Cancers that metastasize to central airways?

A

BReTh Lung

Breast
Renal cell
Thyroid
Lung

Melanoma
Sarcoma

277
Q

What are the benign endobronchial lesions?

A

Papilloma - benign but potentially pre-malignant that may transform into carcinoma, usually followed.
Single- usually caused by chronic irritation
Multiple (laryngotracheal papillomatosis)- HPV.

Chondroma- benign cartilaginous tumor that rarely may occur in the airways.

Schwannoma, adenoma, hamartoma, hemangioma, lipoma, and leiomyoma

278
Q

What is a Fibrous Tumor of the Pleura?

A

Focal pleural mass not related to asbestosis or mesothelioma.

20-30% are malignant - so all excised.

May be associated with hypoglycemia or hypertrophic pulmonary osteoarthropathy.

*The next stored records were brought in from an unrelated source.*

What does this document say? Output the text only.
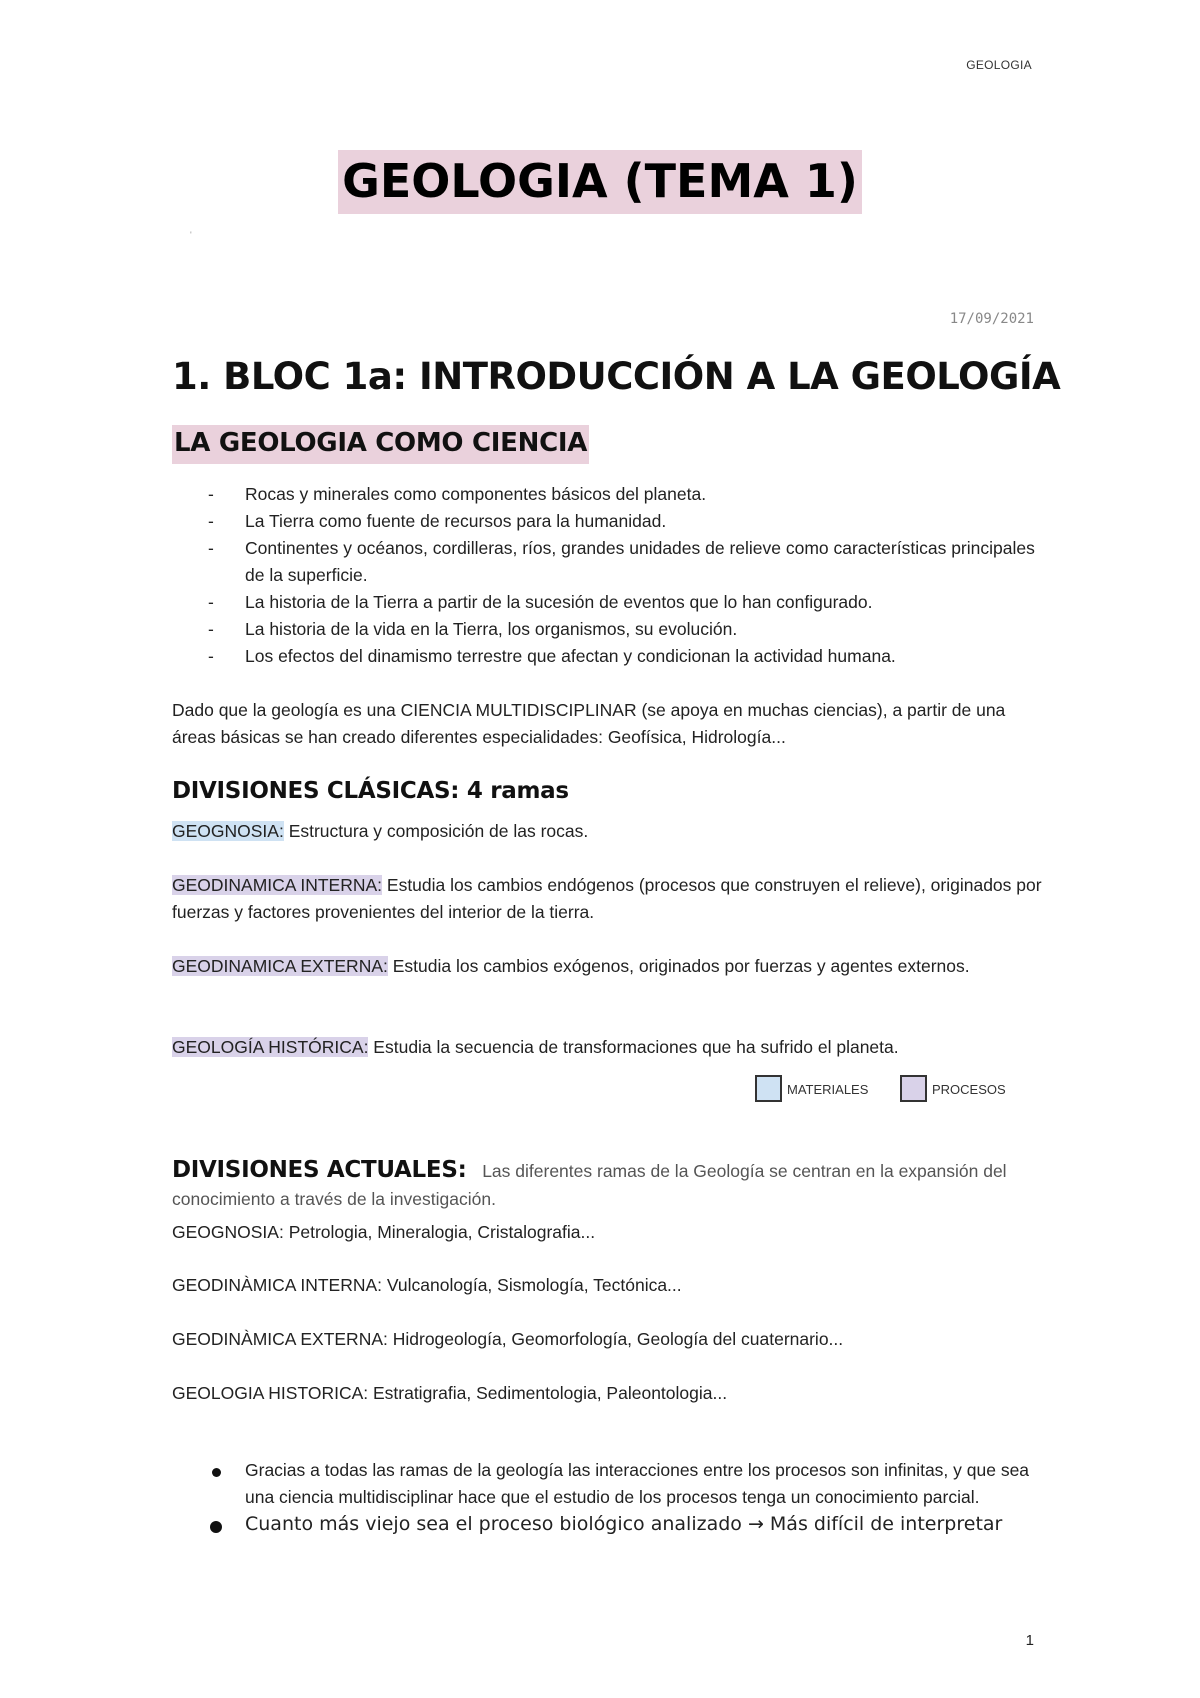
GEOLOGIA
GEOLOGIA (TEMA 1)
'
17/09/2021
1. BLOC 1a: INTRODUCCIÓN A LA GEOLOGÍA
LA GEOLOGIA COMO CIENCIA
- Rocas y minerales como componentes básicos del planeta.
- La Tierra como fuente de recursos para la humanidad.
- Continentes y océanos, cordilleras, ríos, grandes unidades de relieve como características principales de la superficie.
- La historia de la Tierra a partir de la sucesión de eventos que lo han configurado.
- La historia de la vida en la Tierra, los organismos, su evolución.
- Los efectos del dinamismo terrestre que afectan y condicionan la actividad humana.
Dado que la geología es una CIENCIA MULTIDISCIPLINAR (se apoya en muchas ciencias), a partir de una áreas básicas se han creado diferentes especialidades: Geofísica, Hidrología...
DIVISIONES CLÁSICAS: 4 ramas
GEOGNOSIA: Estructura y composición de las rocas.
GEODINAMICA INTERNA: Estudia los cambios endógenos (procesos que construyen el relieve), originados por fuerzas y factores provenientes del interior de la tierra.
GEODINAMICA EXTERNA: Estudia los cambios exógenos, originados por fuerzas y agentes externos.
GEOLOGÍA HISTÓRICA: Estudia la secuencia de transformaciones que ha sufrido el planeta.
MATERIALES	PROCESOS
DIVISIONES ACTUALES: Las diferentes ramas de la Geología se centran en la expansión del conocimiento a través de la investigación.
GEOGNOSIA: Petrologia, Mineralogia, Cristalografia...
GEODINÀMICA INTERNA: Vulcanología, Sismología, Tectónica...
GEODINÀMICA EXTERNA: Hidrogeología, Geomorfología, Geología del cuaternario...
GEOLOGIA HISTORICA: Estratigrafia, Sedimentologia, Paleontologia...
Gracias a todas las ramas de la geología las interacciones entre los procesos son infinitas, y que sea una ciencia multidisciplinar hace que el estudio de los procesos tenga un conocimiento parcial.
Cuanto más viejo sea el proceso biológico analizado → Más difícil de interpretar
1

May be pedunculated - pleural-based mass that changes position is suggestive of FTP- low FDG uptake on PET.

279
Q

Thoracentesis fluid that determines exudate

A

Light’s Criteria (if any one present):
Ratio of pleural fluid protein to serum protein >0.5
Ratio of pleural fluid LDH to serum LDH >0.6
Pleural fluid LDH >2/3 upper limits of normal of normal for serum

280
Q

Causes of exudative pleural effusion?

A

Implies pleural disease causing increased permeability of pleural capillaries which may be due to:

Pneumonia with parapneumonic effusion, empyema, or TB pleuritis.

Mesothelioma or pleural metastasis

RA or other collagen vascular diseases.